In the general debate about development, people tend to fear density. Many people believe that "density" means more traffic, crowded schools, and new buildings shoehorned together. Yet, opposition often evaporates when people are presented with examples of dense communities that feature beautiful architecture and protected open space, where people can walk along shady sidewalks and feel safe letting their kids play in the front yard.

Compact development preserves natural resources, encourages independence from automobiles, reuses existing infrastructure, and feels more like fondly remembered, traditional neighborhoods. The AIA's member architects can help citizens design dense communities to be attractive, cost effective, healthy, and environmentally friendly.

Quick Facts


* Good design can create dense developments that are appealing, functional and feel less crowded.

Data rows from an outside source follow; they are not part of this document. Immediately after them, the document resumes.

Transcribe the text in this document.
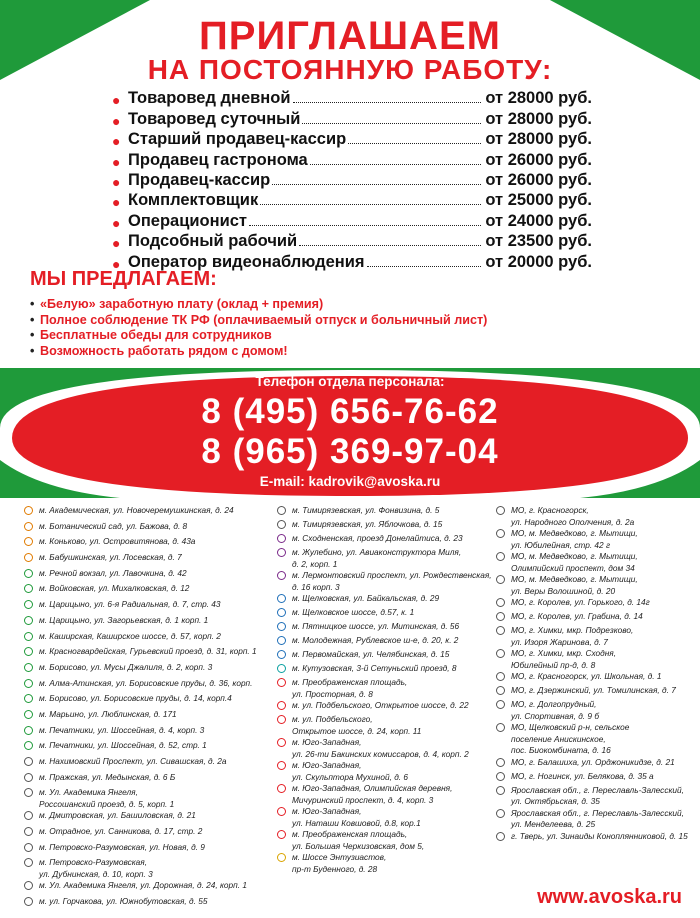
ПРИГЛАШАЕМ
НА ПОСТОЯННУЮ РАБОТУ:
● Товаровед дневной	от 28000 руб.
● Товаровед суточный	от 28000 руб.
● Старший продавец-кассир	от 28000 руб.
● Продавец гастронома	от 26000 руб.
● Продавец-кассир	от 26000 руб.
● Комплектовщик	от 25000 руб.
● Операционист	от 24000 руб.
● Подсобный рабочий	от 23500 руб.
● Оператор видеонаблюдения	от 20000 руб.
МЫ ПРЕДЛАГАЕМ:
• «Белую» заработную плату (оклад + премия)
• Полное соблюдение ТК РФ (оплачиваемый отпуск и больничный лист)
• Бесплатные обеды для сотрудников
• Возможность работать рядом с домом!
Телефон отдела персонала:
8 (495) 656-76-62
8 (965) 369-97-04
E-mail: kadrovik@avoska.ru
м. Академическая, ул. Новочеремушкинская, д. 24
м. Ботанический сад, ул. Бажова, д. 8
м. Коньково, ул. Островитянова, д. 43а
м. Бабушкинская, ул. Лосевская, д. 7
м. Речной вокзал, ул. Лавочкина, д. 42
м. Войковская, ул. Михалковская, д. 12
м. Царицыно, ул. 6-я Радиальная, д. 7, стр. 43
м. Царицыно, ул. Загорьевская, д. 1 корп. 1
м. Каширская, Каширское шоссе, д. 57, корп. 2
м. Красногвардейская, Гурьевский проезд, д. 31, корп. 1
м. Борисово, ул. Мусы Джалиля, д. 2, корп. 3
м. Алма-Атинская, ул. Борисовские пруды, д. 36, корп.
м. Борисово, ул. Борисовские пруды, д. 14, корп.4
м. Марьино, ул. Люблинская, д. 171
м. Печатники, ул. Шоссейная, д. 4, корп. 3
м. Печатники, ул. Шоссейная, д. 52, стр. 1
м. Нахимовский Проспект, ул. Сивашская, д. 2а
м. Пражская, ул. Медынская, д. 6 Б
м. Ул. Академика Янгеля,
Россошанский проезд, д. 5, корп. 1
м. Дмитровская, ул. Башиловская, д. 21
м. Отрадное, ул. Санникова, д. 17, стр. 2
м. Петровско-Разумовская, ул. Новая, д. 9
м. Петровско-Разумовская,
ул. Дубнинская, д. 10, корп. 3
м. Ул. Академика Янгеля, ул. Дорожная, д. 24, корп. 1
м. ул. Горчакова, ул. Южнобутовская, д. 55
м. Тимирязевская, ул. Фонвизина, д. 5
м. Тимирязевская, ул. Яблочкова, д. 15
м. Сходненская, проезд Донелайтиса, д. 23
м. Жулебино, ул. Авиаконструктора Миля,
д. 2, корп. 1
м. Лермонтовский проспект, ул. Рождественская,
д. 16 корп. 3
м. Щелковская, ул. Байкальская, д. 29
м. Щелковское шоссе, д.57, к. 1
м. Пятницкое шоссе, ул. Митинская, д. 56
м. Молодежная, Рублевское ш-е, д. 20, к. 2
м. Первомайская, ул. Челябинская, д. 15
м. Кутузовская, 3-й Сетуньский проезд, 8
м. Преображенская площадь,
ул. Просторная, д. 8
м. ул. Подбельского, Открытое шоссе, д. 22
м. ул. Подбельского,
Открытое шоссе, д. 24, корп. 11
м. Юго-Западная,
ул. 26-ти Бакинских комиссаров, д. 4, корп. 2
м. Юго-Западная,
ул. Скульптора Мухиной, д. 6
м. Юго-Западная, Олимпийская деревня,
Мичуринский проспект, д. 4, корп. 3
м. Юго-Западная,
ул. Наташи Ковшовой, д.8, кор.1
м. Преображенская площадь,
ул. Большая Черкизовская, дом 5,
м. Шоссе Энтузиастов,
пр-т Буденного, д. 28
МО, г. Красногорск,
ул. Народного Ополчения, д. 2а
МО, м. Медведково, г. Мытищи,
ул. Юбилейная, стр. 42 г
МО, м. Медведково, г. Мытищи,
Олимпийский проспект, дом 34
МО, м. Медведково, г. Мытищи,
ул. Веры Волошиной, д. 20
МО, г. Королев, ул. Горького, д. 14г
МО, г. Королев, ул. Грабина, д. 14
МО, г. Химки, мкр. Подрезково,
ул. Изоря Жариновa, д. 7
МО, г. Химки, мкр. Сходня,
Юбилейный пр-д, д. 8
МО, г. Красногорск, ул. Школьная, д. 1
МО, г. Дзержинский, ул. Томилинская, д. 7
МО, г. Долгопрудный,
ул. Спортивная, д. 9 б
МО, Щелковский р-н, сельское
поселение Анискинское,
пос. Биокомбината, д. 16
МО, г. Балашиха, ул. Орджоникидзе, д. 21
МО, г. Ногинск, ул. Белякова, д. 35 а
Ярославская обл., г. Переславль-Залесский,
ул. Октябрьская, д. 35
Ярославская обл., г. Переславль-Залесский,
ул. Менделеева, д. 25
г. Тверь, ул. Зинаиды Коноплянниковой, д. 15
www.avoska.ru
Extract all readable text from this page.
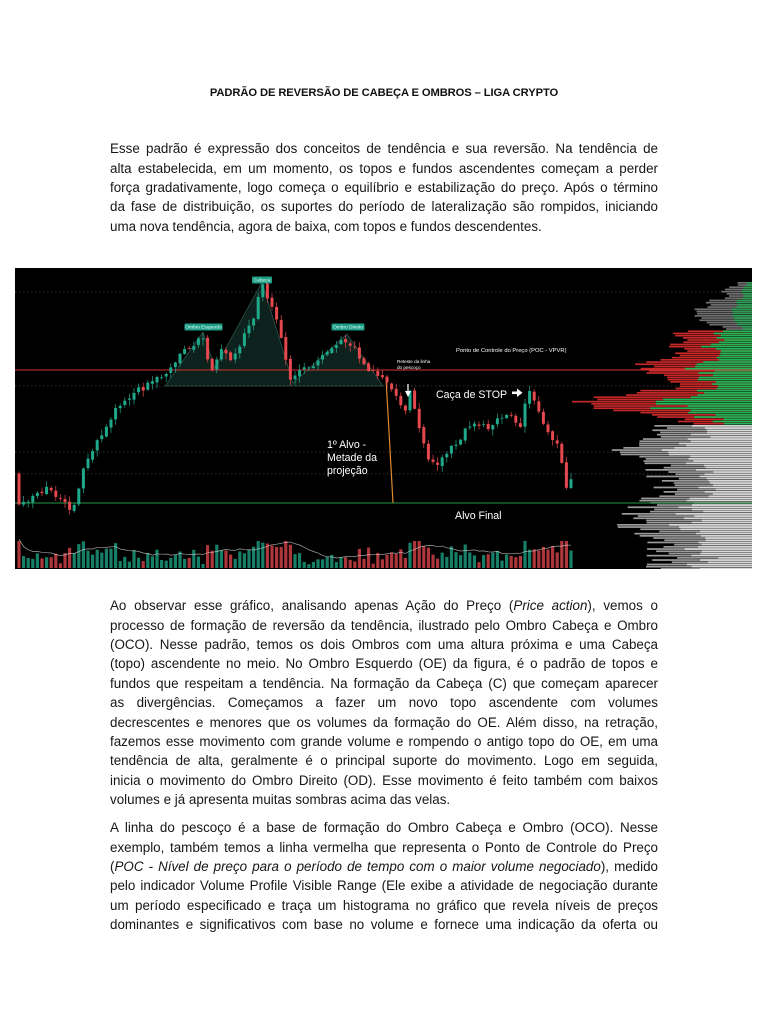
PADRÃO DE REVERSÃO DE CABEÇA E OMBROS – LIGA CRYPTO
Esse padrão é expressão dos conceitos de tendência e sua reversão. Na tendência de
alta estabelecida, em um momento, os topos e fundos ascendentes começam a perder
força gradativamente, logo começa o equilíbrio e estabilização do preço. Após o término
da fase de distribuição, os suportes do período de lateralização são rompidos, iniciando
uma nova tendência, agora de baixa, com topos e fundos descendentes.
Cabeça
Ombro Esquerdo	Ombro Direito
Ponto de Controle do Preço (POC - VPVR)
Reteste da linha
do pescoço
Caça de STOP
1º Alvo -
Metade da
projeção
Alvo Final
Ao observar esse gráfico, analisando apenas Ação do Preço (Price action), vemos o
processo de formação de reversão da tendência, ilustrado pelo Ombro Cabeça e Ombro
(OCO). Nesse padrão, temos os dois Ombros com uma altura próxima e uma Cabeça
(topo) ascendente no meio. No Ombro Esquerdo (OE) da figura, é o padrão de topos e
fundos que respeitam a tendência. Na formação da Cabeça (C) que começam aparecer
as divergências. Começamos a fazer um novo topo ascendente com volumes
decrescentes e menores que os volumes da formação do OE. Além disso, na retração,
fazemos esse movimento com grande volume e rompendo o antigo topo do OE, em uma
tendência de alta, geralmente é o principal suporte do movimento. Logo em seguida,
inicia o movimento do Ombro Direito (OD). Esse movimento é feito também com baixos
volumes e já apresenta muitas sombras acima das velas.
A linha do pescoço é a base de formação do Ombro Cabeça e Ombro (OCO). Nesse
exemplo, também temos a linha vermelha que representa o Ponto de Controle do Preço
(POC - Nível de preço para o período de tempo com o maior volume negociado), medido
pelo indicador Volume Profile Visible Range (Ele exibe a atividade de negociação durante
um período especificado e traça um histograma no gráfico que revela níveis de preços
dominantes e significativos com base no volume e fornece uma indicação da oferta ou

* Well-designed, dense housing sells as well as, and sometimes better than, widely spaced homes. Dense, 24-hour neighborhoods are consistently among the top recommended real-estate investments.

* The top consumers of compact, auto-independent housing - empty nesters, childless couples, and singles - will make up the majority of American households for the foreseeable future.

* Dense developments with a clear identity, nearby shops and recreational facilities, and a sense of community feel more like the traditional neighborhoods many people admire.

* Children and the elderly can be more independent in a community where they can walk to visit friends or to a community center, rather than having to wait for a ride.

* Using land as efficiently as possible preserves open space for recreation within easy reach of city dwellers, while protecting the environment and natural systems.

* Compact developments offer higher tax revenues with lower per-unit infrastructure costs.

* Compact, attractively designed neighborhoods that offer a variety of amenities encourage people to walk, bike, or take public transit rather than drive. High density is necessary to maintain effective public transit.

* In a 2003 public-opinion poll, nearly half of the respondents favored designing communities to be more walkable, even if it means they are denser.

* People often believe that spread-out, suburban areas are safer than urban neighborhoods, but, in fact, compact communities generally have fewer traffic fatalities and faster police, fire, and ambulance response times.